Columnist Susan Wozniak: Lessons learned at a community college

  • SUSAN WOZNIAK

Published: 2/26/2021 8:58:13 AM

A college friend, who made teaching at a community college her career, is glad to see that our new First Lady will shine a light on the necessary role CCs play. Although my time teaching first remedial writing, then college writing, at a community college was brief, it gifted me with indelible memories.

During my remedial teaching time, I looked up to see one of my students typing at a high rate of speed. The assignment was one of those short drills meant to help them tackle essay exams. He had nothing else open on the computer. I thought this fellow was misplaced. He passed the exam to go on to college English, skipping, one, possibly two remedial classes. I was right and was happy for him.

On the other hand, a non-traditional student who appeared to be in her early 40s, also seemed misplaced. Her choices for in-class writing were unusual. When asked the class to write about someone they admired, she chose the English singer, Ginger Spice. Unfortunately, I had yet to learn that students will open a file on the computers — or their phones — and type what they find, then, without shame, hand it in. I gave her a B+ as a final grade. She, however, did not pass the department exam. Several months later, while searching on line for something else, I saw the celebrity column from which she snatched the piece about Ginger Spice.

In what was my favorite class at the college, I had another misplaced student. His writing always flowed. He was terribly shy and explained to me that he was nervous when he took the placement test. A popular athlete sat behind him. The athlete was handsome and well liked because he was modest about his gifts. However, he struggled academically. After battling the first paragraph of an in-class assignment, he looked up to see that the shy fellow was on his second page. “Professor,” the athlete called out. “How does he do it? I have four lines and he has two pages.”

I had no answer that I could give him in front of his peers. I booked an appointment with him and found him a tutor, then warned his coach about how he was trying his best.

Among the students were three petite and stunning girls who came in together. While teaching remedial classes, I opened the first day of each term with a few questions that anyone with an answer could shout out. When I asked, “What is a sentence,” one of the three answered, “Four words.” She wasn’t being sarcastic. At some point, a teacher had said four words were the minimum needed to form a sentence.

The three girls had a rough start. Their initial work was poor but each had an excellent work ethic. All three earned B’s and passed the next placement exam. I wondered what high school they attended and if they had been in remedial classes, mixed in with students who were behavior problems.

And, finally, from the same group, was a student removed from the class by a police officer. The dean who hired me asked me to come to her office.
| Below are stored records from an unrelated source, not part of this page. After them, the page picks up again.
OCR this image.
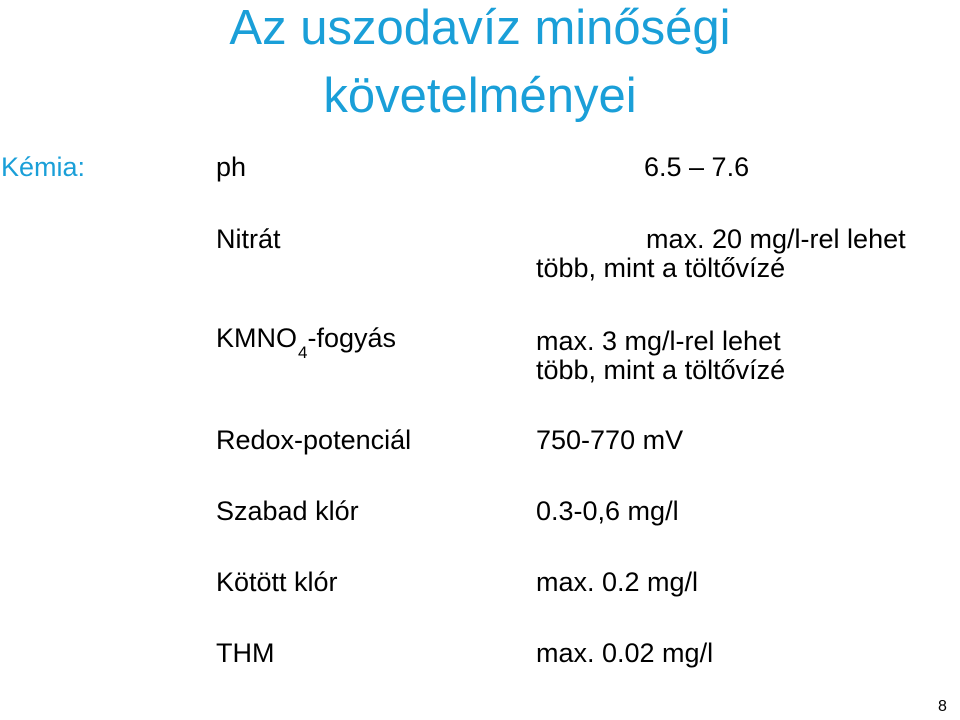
Az uszodavíz minőségi
követelményei
Kémia:	ph	6.5 – 7.6
Nitrát	max. 20 mg/l-rel lehet
több, mint a töltővízé
$KMNO_4$-fogyás	max. 3 mg/l-rel lehet
több, mint a töltővízé
Redox-potenciál	750-770 mV
Szabad klór	0.3-0,6 mg/l
Kötött klór	max. 0.2 mg/l
THM	max. 0.02 mg/l
8
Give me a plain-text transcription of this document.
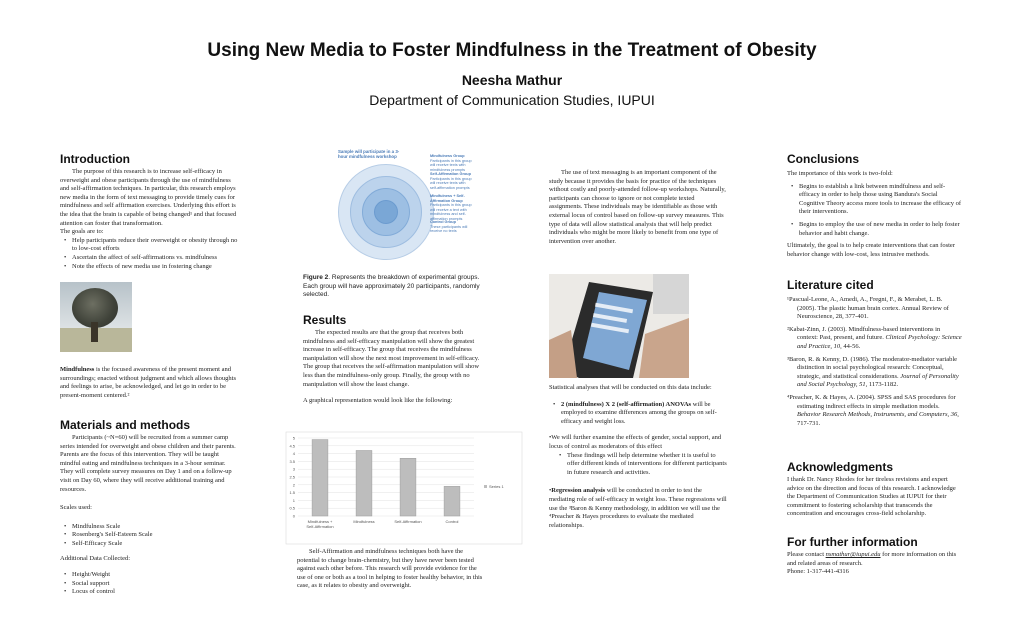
Using New Media to Foster Mindfulness in the Treatment of Obesity
Neesha Mathur
Department of Communication Studies, IUPUI
Introduction

The purpose of this research is to increase self-efficacy in overweight and obese participants through the use of mindfulness and self-affirmation techniques. In particular, this research employs new media in the form of text messaging to provide timely cues for mindfulness and self affirmation exercises. Underlying this effort is the idea that the brain is capable of being changed¹ and that focused attention can foster that transformation.

The goals are to:

• Help participants reduce their overweight or obesity through no to low-cost efforts
• Ascertain the affect of self-affirmations vs. mindfulness
• Note the effects of new media use in fostering change

Mindfulness is the focused awareness of the present moment and surroundings; enacted without judgment and which allows thoughts and feelings to arise, be acknowledged, and let go in order to be present-moment centered.²

Materials and methods

Participants (~N=60) will be recruited from a summer camp series intended for overweight and obese children and their parents. Parents are the focus of this intervention. They will be taught mindful eating and mindfulness techniques in a 3-hour seminar. They will complete survey measures on Day 1 and on a follow-up visit on Day 60, where they will receive additional training and resources.

Scales used:

• Mindfulness Scale
• Rosenberg's Self-Esteem Scale
• Self-Efficacy Scale

Additional Data Collected:

• Height/Weight
• Social support
• Locus of control
Sample will participate in a 3-hour mindfulness workshop	Mindfulness Group
Participants in this group will receive texts with mindfulness prompts
Self-Affirmation Group
Participants in this group will receive texts with self-affirmation prompts
Mindfulness + Self-Affirmation Group
Participants in this group will receive a text with mindfulness and self-affirmation prompts
Control Group
These participants will receive no texts

Figure 2. Represents the breakdown of experimental groups. Each group will have approximately 20 participants, randomly selected.

Results

The expected results are that the group that receives both mindfulness and self-efficacy manipulation will show the greatest increase in self-efficacy. The group that receives the mindfulness manipulation will show the next most improvement in self-efficacy. The group that receives the self-affirmation manipulation will show less than the mindfulness-only group. Finally, the group with no manipulation will show the least change.

A graphical representation would look like the following:

0
0.5
1
1.5
2
2.5
3
3.5
4
4.5
5
Mindfulness +
Self-Affirmation
Mindfulness	Self-Affirmation	Control
Series 1

Self-Affirmation and mindfulness techniques both have the potential to change brain-chemistry, but they have never been tested against each other before. This research will provide evidence for the use of one or both as a tool in helping to foster healthy behavior, in this case, as it relates to obesity and overweight.

The use of text messaging is an important component of the study because it provides the basis for practice of the techniques without costly and poorly-attended follow-up workshops. Naturally, participants can choose to ignore or not complete texted assignments. These individuals may be identifiable as those with external locus of control based on follow-up survey measures. This type of data will allow statistical analysis that will help predict individuals who might be more likely to benefit from one type of intervention over another.

Statistical analyses that will be conducted on this data include:

• 2 (mindfulness) X 2 (self-affirmation) ANOVAs will be employed to examine differences among the groups on self-efficacy and weight loss.

•We will further examine the effects of gender, social support, and locus of control as moderators of this effect

• These findings will help determine whether it is useful to offer different kinds of interventions for different participants in future research and activities.

•Regression analysis will be conducted in order to test the mediating role of self-efficacy in weight loss. These regressions will use the ³Baron & Kenny methodology, in addition we will use the ⁴Preacher & Hayes procedures to evaluate the mediated relationships.

Conclusions

The importance of this work is two-fold:

• Begins to establish a link between mindfulness and self-efficacy in order to help those using Bandura's Social Cognitive Theory access more tools to increase the efficacy of their interventions.
• Begins to employ the use of new media in order to help foster behavior and habit change.

Ultimately, the goal is to help create interventions that can foster behavior change with low-cost, less intrusive methods.

Literature cited

¹Pascual-Leone, A., Amedi, A., Fregni, F., & Merabet, L. B. (2005). The plastic human brain cortex. Annual Review of Neuroscience, 28, 377-401.

²Kabat-Zinn, J. (2003). Mindfulness-based interventions in context: Past, present, and future. Clinical Psychology: Science and Practice, 10, 44-56.

³Baron, R. & Kenny, D. (1986). The moderator-mediator variable distinction in social psychological research: Conceptual, strategic, and statistical considerations. Journal of Personality and Social Psychology, 51, 1173-1182.

⁴Preacher, K. & Hayes, A. (2004). SPSS and SAS procedures for estimating indirect effects in simple mediation models. Behavior Research Methods, Instruments, and Computers, 36, 717-731.

Acknowledgments

I thank Dr. Nancy Rhodes for her tireless revisions and expert advice on the direction and focus of this research. I acknowledge the Department of Communication Studies at IUPUI for their commitment to fostering scholarship that transcends the concentration and encourages cross-field scholarship.

For further information

Please contact nsmathur@iupui.edu for more information on this and related areas of research.

Phone: 1-317-441-4316
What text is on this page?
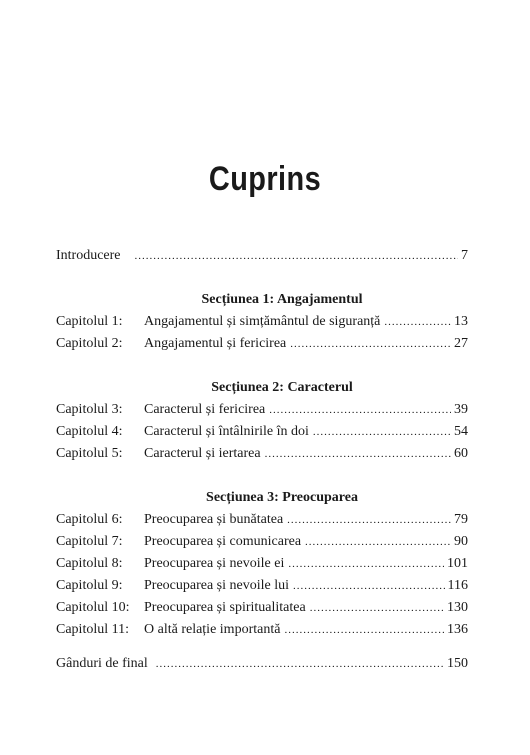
Cuprins
Introducere .....	7
Secțiunea 1: Angajamentul
Capitolul 1:	Angajamentul și simțământul de siguranță .....	13
Capitolul 2:	Angajamentul și fericirea .....	27
Secțiunea 2: Caracterul
Capitolul 3:	Caracterul și fericirea .....	39
Capitolul 4:	Caracterul și întâlnirile în doi .....	54
Capitolul 5:	Caracterul și iertarea .....	60
Secțiunea 3: Preocuparea
Capitolul 6:	Preocuparea și bunătatea .....	79
Capitolul 7:	Preocuparea și comunicarea .....	90
Capitolul 8:	Preocuparea și nevoile ei .....	101
Capitolul 9:	Preocuparea și nevoile lui .....	116
Capitolul 10:	Preocuparea și spiritualitatea .....	130
Capitolul 11:	O altă relație importantă .....	136
Gânduri de final .....	150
Was I afraid of the student? “No!” The student was a delightful person who often walked out of the room with me to ask questions about class.

A year later, a computer science major from Puerto Rico with a big personality took my class. A native Spanish speaker, he had trouble with English grammar. He was clearly an intelligent person whose strength was in the field he chose, as well as in his charisma. I don’t know what happened to him, but, my reward came the next semester when an ebullient young woman walked in and said, “Hello, Professor Wozniak! I’m Martiño’s cousin!”

Then there was another student born in Puerto Rico who grew up in an upper middle-class suburb of Boston. In his introductory essay, he wrote that he wanted to live in mountains and moved to Vermont after high school. After two years there, he concluded that the Green Mountains aren’t real mountains. He moved to the Rockies where, for a decade, he made his living as a climbing guide in summer and a ski instructor in winter. He lived alone in a cabin without television and read book after book. Then, he decided his 30-year-old body wasn’t as strong as his teenaged body. It was time for more education. He enrolled in a section of ENG 102 I taught and wrote his research paper on his homeland, Puerto Rico. His academic success seemed incomprehensible to him. It was the breadth and depth of his reading that helped him transition from a man of action to a man of thought.

Community colleges were not well regarded when I was in high school. However, the rising cost of higher education has forced many students to take their requirements at community college. For many of my students, their time at a community college was a time of self-discovery, which is — as those old commercials once said — priceless.